Last week, by a narrow vote, our House passed a bill requiring everyone in a motor vehicle to wear their seat belt.
Now, New Hampshire already has some of the toughest seat belt laws in the nation — for those under 18. Prior to becoming a legal adult, you better be buckled in, strapped in, or SuperGlued in — or the driver gets nailed with a hefty fine.
Once you’re over that magic number, though, you’re on your own.
Let me get one thing perfectly straight: I wear my seat belt every time. I put it on as a matter of habit. I’ve been known to buckle up to back out of a garage, when I’ll have to get back out to close the door seconds later. And if you ride with me, you buckle up, too. Period. My car, my rules.
But I’ll be damned if I’ll go along with the state enforcing that bit of common sense.
A long time ago, I coined the phrase “applied Darwinism.” (I found out later it had been used by others before me, but I came up with it on my own.) The notion is that some people are just too damned stupid to be encouraged to pass along their genes, so if they want to be self-destructive idiots, it’s our duty to our species to let them.
Seat belts are a perfect example for this. There are very, very, very few circumstances where an individual is better off not wearing a seat belt. In pretty much any situation, you’re better off buckled in and secured. Only a moron (or someone with seriously abnormal physiology) would not be better off playing the odds and buckling up.
But foremost among our rights is the right to be an idiot. To do stupid things. To ignore advice and common sense and sanity and put ourselves at risk of death or injury.
Because that’s how we learn. Those who skip wearing their belts and end up in accidents will, I hope, learn that they were stupid for not buckling up, and start doing so. And those who don’t learn that lesson (by not surviving their accident) will, at least, provide good examples to others similarly inclined.
Likewise with motorcycle helmets. We don’t have a helmet law for adults, either. Nor should we.
And don’t hand me that garbage about the “social costs” of caring for those people who get injured by not wearing that seat belt. That’s a crap argument. By that principle, we’re long overdue to ban tobacco, alcohol, and certain “extreme” activities like hang gliding, skydiving, and bungee jumping.
Hell, winter’s winding down (I hope) here in New Hampshire. Why not a helmet law for skiiers? Why not ban skiing entirely? Apart from bringing some rough justice to pedophile Michael Kennedy, what has that ever done to benefit society?
In Massachusetts (as usual), we have a perfect example of how bad this is. They had no seat belt law for years, despite many best efforts. Finally, they got it passed, promising it would not be a “primary offense” — meaning that the police couldn’t pull you over for just that one. Then they made it a primary offense, but promised it wouldn’t be a “surchargeable offense,” meaning it wouldn’t end up costing you on your insurance. Then they came back and tried to make it a surchargeable offense — I’ve lost track of where the fight stands today.
P. J. O’Rourke, in “Parliament Of Whores,” put it best: “Giving money and power to politicians is like giving whiskey and car keys to a teenager.” The best you can hope for is that the results will be spectacularly entertaining.
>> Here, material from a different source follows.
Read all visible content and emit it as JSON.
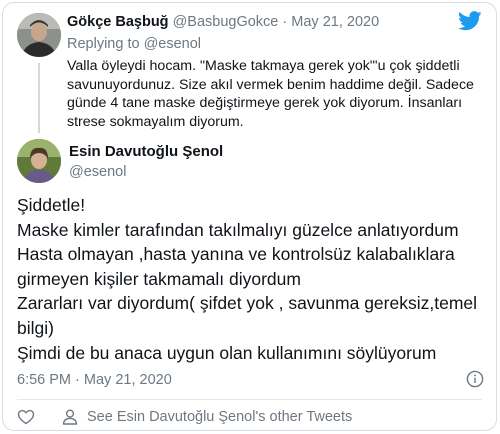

It’s amazing how many laws proposed these days boil down to people saying “I ought to do this, but I’m too stupid or stubborn to do it on my own, so I want the state to make me — and everyone else — do it.” I, for one, and sick and tired of people using the government to compensate for their own weaknesses and failings, and treating the rest of us as if we’re as stupid and shallow and feeble as they are.